The second question most people ask when considering investing in a particular stock, cryptocurrency, or anything else (the first being “Is this thing going to go up in value”) is normally “How high can this thing’s value go”.
In considering that second question, a lot of people mistakenly look at the current price of something and try to guess how much “room to grow” it might have. For example, a crypto coin that costs 10 cents looks a lot more attractive than a coin that costs 20 dollars, because if that 10-cent coin goes up to $100, you just made 1000 times your initial investment, while if that 20-dollar coin goes up to $100 dollars, you only made 5 times your investment.
So people may invest some money into that 10-cent coin, then get frustrated when six weeks later, it’s gone up to 12 cents, one tiny fraction of a cent at a time, while that 20-dollar coin has doubled.
What these people failed to look at was market cap. Market cap is essentially just a measurement of how much value exists in the market for a particular thing. You take the total number of coins, shares, or whatever you're buying that are in circulation and multiply it by the price per thing, and that’s your market cap. So when the price goes up, market cap goes up, when price goes down, market cap goes down, if new coins or shares are created, market cap goes up, if coins or shares are destroyed, market cap goes down.
When you invest, what you’re actually investing in is a small piece of the market. That piece is represented by the coins or shares you buy and their current value, but what actually affects how much you gain or lose is the percent change in the market cap.
When something has a high market cap, it takes a lot more buying or selling to change that market cap by a significant percentage. That’s why you and me buying a few thousand dollars worth of bitcoin with its 1 trillion dollar market cap doesn’t change anything, but a bunch of kids getting together on Reddit can affect the much smaller 6 billion dollar market cap of dogecoin.
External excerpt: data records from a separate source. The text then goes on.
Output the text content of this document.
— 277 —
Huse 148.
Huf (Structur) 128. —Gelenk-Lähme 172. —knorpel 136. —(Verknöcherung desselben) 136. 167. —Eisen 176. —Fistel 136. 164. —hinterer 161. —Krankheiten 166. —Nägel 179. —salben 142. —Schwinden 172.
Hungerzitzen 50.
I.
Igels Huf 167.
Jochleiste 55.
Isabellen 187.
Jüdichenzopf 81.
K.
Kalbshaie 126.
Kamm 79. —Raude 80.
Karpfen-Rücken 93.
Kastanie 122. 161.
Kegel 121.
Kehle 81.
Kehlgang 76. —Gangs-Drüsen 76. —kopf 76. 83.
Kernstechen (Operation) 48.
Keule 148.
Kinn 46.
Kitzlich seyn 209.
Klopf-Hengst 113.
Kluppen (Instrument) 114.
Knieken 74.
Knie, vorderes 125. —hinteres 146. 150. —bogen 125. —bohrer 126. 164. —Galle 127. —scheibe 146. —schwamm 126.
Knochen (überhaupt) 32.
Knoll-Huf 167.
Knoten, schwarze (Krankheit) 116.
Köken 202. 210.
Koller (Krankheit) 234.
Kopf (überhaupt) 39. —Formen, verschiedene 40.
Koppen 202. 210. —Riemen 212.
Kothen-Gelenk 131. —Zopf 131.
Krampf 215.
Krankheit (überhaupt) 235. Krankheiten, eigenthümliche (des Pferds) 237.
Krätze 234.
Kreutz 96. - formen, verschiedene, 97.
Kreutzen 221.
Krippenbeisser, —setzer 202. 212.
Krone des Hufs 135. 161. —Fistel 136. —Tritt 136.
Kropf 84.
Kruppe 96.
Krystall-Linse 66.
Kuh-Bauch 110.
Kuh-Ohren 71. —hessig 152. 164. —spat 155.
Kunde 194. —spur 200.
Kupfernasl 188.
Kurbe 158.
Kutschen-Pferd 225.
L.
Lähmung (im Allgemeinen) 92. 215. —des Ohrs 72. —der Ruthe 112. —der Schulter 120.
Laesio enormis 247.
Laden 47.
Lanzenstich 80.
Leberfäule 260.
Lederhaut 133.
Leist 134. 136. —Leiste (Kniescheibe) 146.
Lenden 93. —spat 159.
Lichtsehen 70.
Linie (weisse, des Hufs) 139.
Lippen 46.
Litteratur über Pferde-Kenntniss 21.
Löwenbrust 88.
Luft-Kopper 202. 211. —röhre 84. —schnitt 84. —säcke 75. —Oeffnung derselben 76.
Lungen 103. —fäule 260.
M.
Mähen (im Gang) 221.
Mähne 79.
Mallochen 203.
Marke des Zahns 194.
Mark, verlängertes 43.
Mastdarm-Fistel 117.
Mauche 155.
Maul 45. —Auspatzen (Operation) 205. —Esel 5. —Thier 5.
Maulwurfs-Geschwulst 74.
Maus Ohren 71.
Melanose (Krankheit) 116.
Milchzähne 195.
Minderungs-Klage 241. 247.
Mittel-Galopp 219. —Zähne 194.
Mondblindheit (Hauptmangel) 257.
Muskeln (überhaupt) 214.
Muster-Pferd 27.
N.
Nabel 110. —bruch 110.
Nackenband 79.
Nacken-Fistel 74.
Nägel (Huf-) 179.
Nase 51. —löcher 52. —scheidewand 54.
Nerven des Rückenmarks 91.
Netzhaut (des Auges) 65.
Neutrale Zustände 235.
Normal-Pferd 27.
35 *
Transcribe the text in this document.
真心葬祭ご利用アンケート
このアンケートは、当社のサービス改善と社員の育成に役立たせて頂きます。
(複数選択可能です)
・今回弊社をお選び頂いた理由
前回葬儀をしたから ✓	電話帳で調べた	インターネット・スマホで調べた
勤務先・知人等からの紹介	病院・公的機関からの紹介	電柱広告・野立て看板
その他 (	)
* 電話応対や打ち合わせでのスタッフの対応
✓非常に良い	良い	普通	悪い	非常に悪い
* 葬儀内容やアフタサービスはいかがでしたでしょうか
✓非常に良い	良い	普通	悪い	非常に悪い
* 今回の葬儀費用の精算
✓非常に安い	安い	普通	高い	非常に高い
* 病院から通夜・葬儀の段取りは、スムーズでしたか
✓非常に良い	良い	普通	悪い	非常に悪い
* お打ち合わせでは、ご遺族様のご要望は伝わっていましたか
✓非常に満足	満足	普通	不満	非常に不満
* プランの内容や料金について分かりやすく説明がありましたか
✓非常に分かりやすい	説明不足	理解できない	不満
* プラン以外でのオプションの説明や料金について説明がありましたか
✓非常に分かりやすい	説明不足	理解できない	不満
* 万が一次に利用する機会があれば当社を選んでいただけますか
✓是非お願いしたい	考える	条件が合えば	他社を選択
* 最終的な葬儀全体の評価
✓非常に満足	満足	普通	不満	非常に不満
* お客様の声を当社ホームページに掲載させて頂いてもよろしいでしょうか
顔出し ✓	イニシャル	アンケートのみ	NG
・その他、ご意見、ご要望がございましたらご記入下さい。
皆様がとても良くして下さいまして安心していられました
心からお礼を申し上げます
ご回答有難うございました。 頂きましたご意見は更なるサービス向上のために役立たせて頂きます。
The price for an individual crypto coin or stock share doesn’t really matter that much. That’s just the total market cap divided by the number of coins or shares in existence. It doesn’t matter if your $1000 investment buys 100 ten-dollar crypto coins or 10,000 ten-cent coins. What matters is the percent change in value that occurs while you’re holding those coins. If bitcoin triples while your $1000 only buys 0.02 bitcoin, you still tripled your money. While if a cheaper coin like Stellar Lumens (XLM) goes up from 40 to 42 cents, it doesn’t matter if your $1000 buys 2500 of them. Your value still only increased by 5% to $1050.
So if a ten-cent coin has a 500 billion dollar market cap, you will stare all day watching it go up and down fractions of a cent wondering why it’s not mooning. Meanwhile, some random 5-dollar coin with a small 200 million dollar market cap may triple in value in a day while you thought it didn’t have room to grow.
Low market cap investments are volatile. They may moon out of nowhere, and they may crash to nothing just as easily. It doesn’t matter what the price per coin or share is; that is just a number you get when you divide the total market cap by the total number in existence. A $100 stock or crypto may moon if it’s a low market cap investment. Or crash suddenly.
Conversely, high market cap investments are more stable, which makes them less prone to rapid changes in value in either direction. It takes a LOT of buying and selling to change their price. It doesn’t matter if the price is only 10 cents. That’s just the number you get when you divide the market cap by the total number of coins or shares. Unless there’s a huge amount of purchasing or selling going on, that high market cap ten-cent crypto coin or stock share is going to spend most of its days being measured in fractions of a cent out to four decimal places.
So when people find themselves wondering why their Cardano (ADA) crypto has been stagnant for awhile or why XLM never moons, the answer is high market cap. And when people wonder why some obscure stock or shitcoin crypto they’ve never heard of just shot up from $20 to $44 in under a week, and then crashed back down to $18 in an hour as soon as they bought it, that was probably a low market cap investment.